This section provides a detailed look at the core technical areas you will be evaluated on during the interview loop.
Coding & Algorithms
This area evaluates your ability to write clean, maintainable, and efficient code in a limited timeframe. Strong performance means writing bug-free code, explaining your thought process clearly, and analyzing time and space complexity accurately.
Be ready to go over:
- Data structures – Deep understanding of arrays, hash maps, trees, graphs, and heaps.
- Algorithmic patterns – Mastery of recursion, dynamic programming, sliding window, and two-pointer techniques.
- Code quality – Writing modular, readable code with proper naming conventions and error handling.
- Advanced concepts (less common) – Trie implementations, segment trees, and complex graph traversal algorithms like Dijkstra's or A*.
Example questions or scenarios:
- "Design and implement a thread-safe cache with a custom expiration policy."
- "Optimize an existing, slow algorithm that processes large streams of log data."
- "Write an algorithm to detect cycles in a large directed graph representing microservice dependencies."
System Design & Architecture
Crucial for assessing how you design distributed systems that are scalable, reliable, and maintainable.
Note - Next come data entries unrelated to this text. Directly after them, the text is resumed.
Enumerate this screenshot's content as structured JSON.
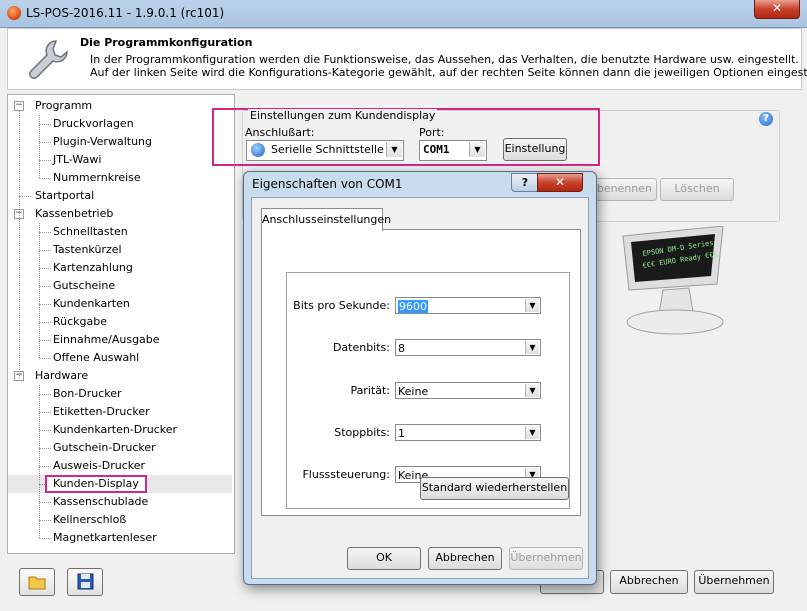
{
  "window": {
    "title": "LS-POS-2016.11 - 1.9.0.1 (rc101)",
    "close": "✕"
  },
  "header": {
    "title": "Die Programmkonfiguration",
    "line1": "In der Programmkonfiguration werden die Funktionsweise, das Aussehen, das Verhalten, die benutzte Hardware usw. eingestellt.",
    "line2": "Auf der linken Seite wird die Konfigurations-Kategorie gewählt, auf der rechten Seite können dann die jeweiligen Optionen eingestellt werden."
  },
  "tree": {
    "groups": [
      {
        "label": "Programm",
        "children": [
          "Druckvorlagen",
          "Plugin-Verwaltung",
          "JTL-Wawi",
          "Nummernkreise"
        ]
      },
      {
        "label": "Startportal",
        "children": []
      },
      {
        "label": "Kassenbetrieb",
        "children": [
          "Schnelltasten",
          "Tastenkürzel",
          "Kartenzahlung",
          "Gutscheine",
          "Kundenkarten",
          "Rückgabe",
          "Einnahme/Ausgabe",
          "Offene Auswahl"
        ]
      },
      {
        "label": "Hardware",
        "children": [
          "Bon-Drucker",
          "Etiketten-Drucker",
          "Kundenkarten-Drucker",
          "Gutschein-Drucker",
          "Ausweis-Drucker",
          "Kunden-Display",
          "Kassenschublade",
          "Kellnerschloß",
          "Magnetkartenleser"
        ]
      }
    ],
    "selected": "Kunden-Display"
  },
  "display_settings": {
    "group_title": "Einstellungen zum Kundendisplay",
    "connection_label": "Anschlußart:",
    "connection_value": "Serielle Schnittstelle",
    "port_label": "Port:",
    "port_value": "COM1",
    "settings_button": "Einstellung",
    "rename_button": "benennen",
    "delete_button": "Löschen",
    "help": "?"
  },
  "footer": {
    "ok": "OK",
    "cancel": "Abbrechen",
    "apply": "Übernehmen"
  },
  "dialog": {
    "title": "Eigenschaften von COM1",
    "help": "?",
    "close": "✕",
    "tab": "Anschlusseinstellungen",
    "fields": [
      {
        "label": "Bits pro Sekunde:",
        "value": "9600"
      },
      {
        "label": "Datenbits:",
        "value": "8"
      },
      {
        "label": "Parität:",
        "value": "Keine"
      },
      {
        "label": "Stoppbits:",
        "value": "1"
      },
      {
        "label": "Flusssteuerung:",
        "value": "Keine"
      }
    ],
    "restore_button": "Standard wiederherstellen",
    "ok": "OK",
    "cancel": "Abbrechen",
    "apply": "Übernehmen"
  },
  "lcd_text": {
    "line1": "EPSON DM-D Series",
    "line2": "€€€ EURO Ready €€€"
  }
}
Strong performance means starting with high-level requirements, defining APIs, designing data models, and identifying potential bottlenecks.
Be ready to go over:
- Scalability patterns – Horizontal scaling, load balancing, caching strategies, and database sharding.
- Data storage – Choosing between SQL and NoSQL databases, understanding replication, and data consistency models.
- Asynchronous processing – Using message queues to decouple services and handle background jobs.
- Advanced concepts (less common) – Consistent hashing, distributed consensus protocols, and event sourcing architectures.
Example questions or scenarios:
- "Design a real-time analytics dashboard that displays user activity metrics with sub-second latency."
- "Architect a distributed rate limiter that can handle millions of requests per second across multiple data centers."
- "Design a backend system that supports large-scale file uploads and processing, ensuring high availability and fault tolerance."
Frontend & Interactive Product Engineering
Specifically for Software Engineer, Web Product roles, this area evaluates your ability to build high-performance, accessible, and interactive user interfaces. Strong performance means demonstrating a deep understanding of browser mechanics, modern rendering techniques, and state management.
Be ready to go over:
- Browser performance – Optimizing critical rendering paths, lazy loading, and minimizing bundle sizes.
- State management – Designing predictable and scalable state architectures for complex user flows.
- Web standards – Deep knowledge of modern CSS, HTML5, and core JavaScript/TypeScript APIs.
- Advanced concepts (less common) – Web Workers for off-thread processing, custom rendering engines, and micro-frontend architectures.
Example questions or scenarios:
- "Design a virtualized list component that can render millions of items smoothly without lagging the browser UI."
- "Build a complex, multi-step form wizard that preserves user state across page refreshes and supports offline editing."
- "Optimize a heavy web page that suffers from layout shifts and slow interactive response times."
Applied AI & Machine Learning Integration
Specifically for the Software Engineer, Applied AI track, this area tests your ability to bridge the gap between machine learning models and production software. Strong performance means demonstrating how to deploy, scale, and monitor AI models efficiently.
Be ready to go over:
- Model serving – Designing low-latency APIs for model inference and handling batch vs. real-time predictions.
- Data pipelines – Building scalable ETL pipelines to process training data and feature stores.
- AI integration – Working with LLM APIs, prompt engineering frameworks, and vector databases for retrieval-augmented generation (RAG).
- Advanced concepts (less common) – Distributed model training infrastructure, model quantization, and GPU resource optimization.
Example questions or scenarios:
- "Design a semantic search engine using vector embeddings and a vector database, detailing how to keep the index updated in real-time."
- "Architect a system to serve a large language model to millions of concurrent users with minimal latency and cost."
- "Build a reliable monitoring pipeline to detect model drift and data anomalies in a production recommendation system."